Monday, December 4, 2006
December 4 had rain with snow late in the evening, but we have seen on other routes that service was generally well-behaved. This is probably due to it being Monday when there is less casual traffic on the road.
In any event, the service is somewhat better behaved than on December 1, although we still see short-turning at the south end of the route.
Wednesday, December 13, 2006
December 13 is a midweek day with early morning rain, but no other weather to mention thereafter. There is one small delay southbound between Harbord and College at the end of the AM peak, and a few extraordinarily long layovers at Spadina Station through the morning.
A gap opens up northbound from King around 16:30 and this may be related to congestion around the Charlotte loop. Most notable about this gap is that nothing was done to space southbound service from Spadina Station, and the gap bounces back from that location after 17:00. Everything is finally sorted out when this collection of runs returns northbound.
Service to Union is still plagued by short-turns during the day, but these vanish once the PM peak is out of the way.
Friday, December 22, 2006
I included December 22 because on every other route analysis, that day has proved a complete disaster for service. The afternoon peak starts at about noon, and the combination of early rush hour and mid-day parking/turning restrictions made a total mess of routes like King. The weather was rainy off and on.
By contrast, Spadina starts with an extremely well-behaved AM peak, moves through the midday and afternoon with some bunching, but nothing too serious. Even the PM peak, although it has some early short-turning at the south end, has far better service than we normally see on the line.
This is a good example of the benefit of the right-of-way because operating conditions are consistent with little regard for the chaos that might exist in the traffic lanes.
Spadina’s not so little secret is the amount of unscheduled short-turning at the south end of the line and the unreliable service along Queen’s Quay to Union Station. The regulars down at Queen’s Quay tell me that they never wait and it’s always faster to walk down Bay, but I try to have faith. It’s sort of like clapping to save Tinker Bell — if enough of us really believe, then a Spadina car will actually show up. Alas, that rumble coming down the tunnel is a car on the vent grate, not a streetcar.
These charts, one page for each day of the month, show the destinations of all southbound cars from Queen Street on the 510. Because the reference point, Queen, is very near the regular Adelaide/Charlotte/King turnback point, many trips are represented by short lines.
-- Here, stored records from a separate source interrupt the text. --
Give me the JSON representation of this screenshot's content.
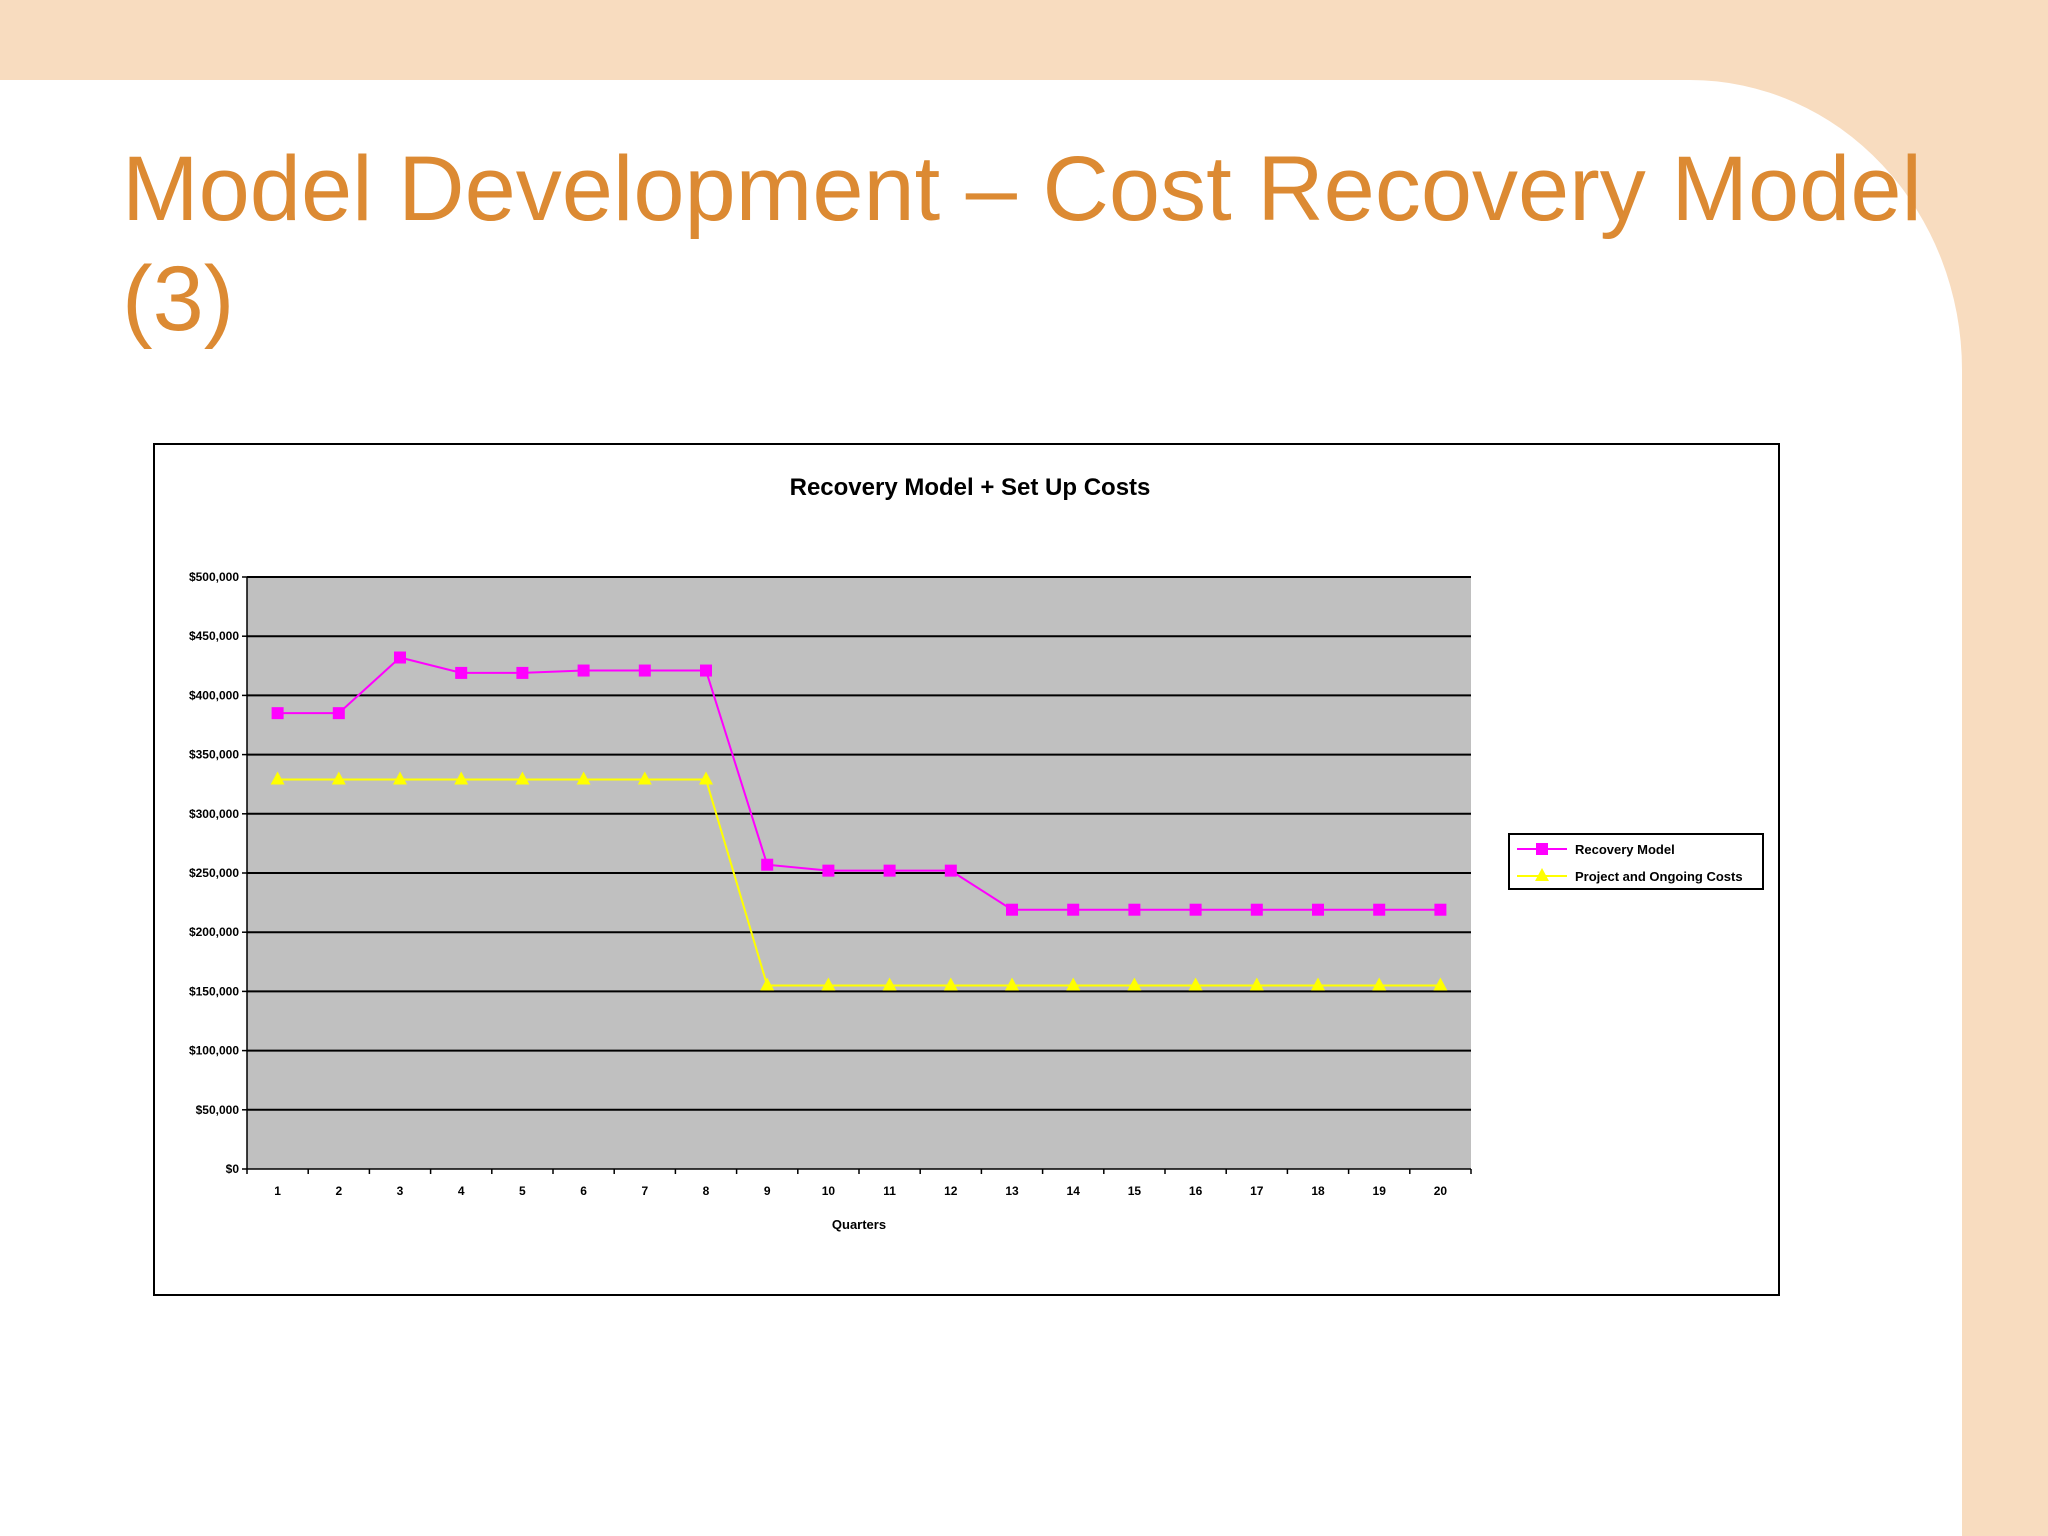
{
  "slide": {
    "title": "Model Development – Cost Recovery Model\n(3)"
  },
  "colors": {
    "title": "#dc8a33",
    "band": "#f8dcbf",
    "plot_bg": "#c0c0c0",
    "recovery_model": "#ff00ff",
    "project_costs": "#ffff00"
  },
  "chart_data": {
    "type": "line",
    "title": "Recovery Model + Set Up Costs",
    "xlabel": "Quarters",
    "ylabel": "",
    "categories": [
      "1",
      "2",
      "3",
      "4",
      "5",
      "6",
      "7",
      "8",
      "9",
      "10",
      "11",
      "12",
      "13",
      "14",
      "15",
      "16",
      "17",
      "18",
      "19",
      "20"
    ],
    "ylim": [
      0,
      500000
    ],
    "ytick_labels": [
      "$0",
      "$50,000",
      "$100,000",
      "$150,000",
      "$200,000",
      "$250,000",
      "$300,000",
      "$350,000",
      "$400,000",
      "$450,000",
      "$500,000"
    ],
    "grid": true,
    "legend_position": "right",
    "series": [
      {
        "name": "Recovery Model",
        "marker": "square",
        "color": "#ff00ff",
        "values": [
          385000,
          385000,
          432000,
          419000,
          419000,
          421000,
          421000,
          421000,
          257000,
          252000,
          252000,
          252000,
          219000,
          219000,
          219000,
          219000,
          219000,
          219000,
          219000,
          219000
        ]
      },
      {
        "name": "Project and Ongoing Costs",
        "marker": "triangle",
        "color": "#ffff00",
        "values": [
          329000,
          329000,
          329000,
          329000,
          329000,
          329000,
          329000,
          329000,
          155000,
          155000,
          155000,
          155000,
          155000,
          155000,
          155000,
          155000,
          155000,
          155000,
          155000,
          155000
        ]
      }
    ]
  }
}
Some cars were accurately reported by CIS as going only to Queen’s Quay Loop, while others get to about York Street (in the data) before CIS wakes up and discovers that they are really northbound on Spadina. The lines that make it up to the top of the data are the trips that actually went to Union.
Thick dark lines are for two or more runs that run almost together and which map as a single bar.
In this chart, you can see that on some days there was a great deal of short-turning at Queen’s Quay and some major gaps in the service to Union Station. This is a classic example of how the TTC mismanages service and forgets that there are riders on the “outer” part of lines. We’re supposed to be showing the flag for LRT on the Harbourfront services, but you would never know it from the service to Union on the 510.
Note that on Saturday, December 16, there is a gap in data between 13:00 and 14:00. This is caused by a CIS outage where there is no source data for the period. Similarly, in the early afternoon of December 29, there is a gap in the CIS data.
In the next chapters of this analysis, I will turn to weekend service, headway reliability and link times. Also, I plan a quick review of service on 509 Harbourfront and a look at the combined 509/510 service at Union Station.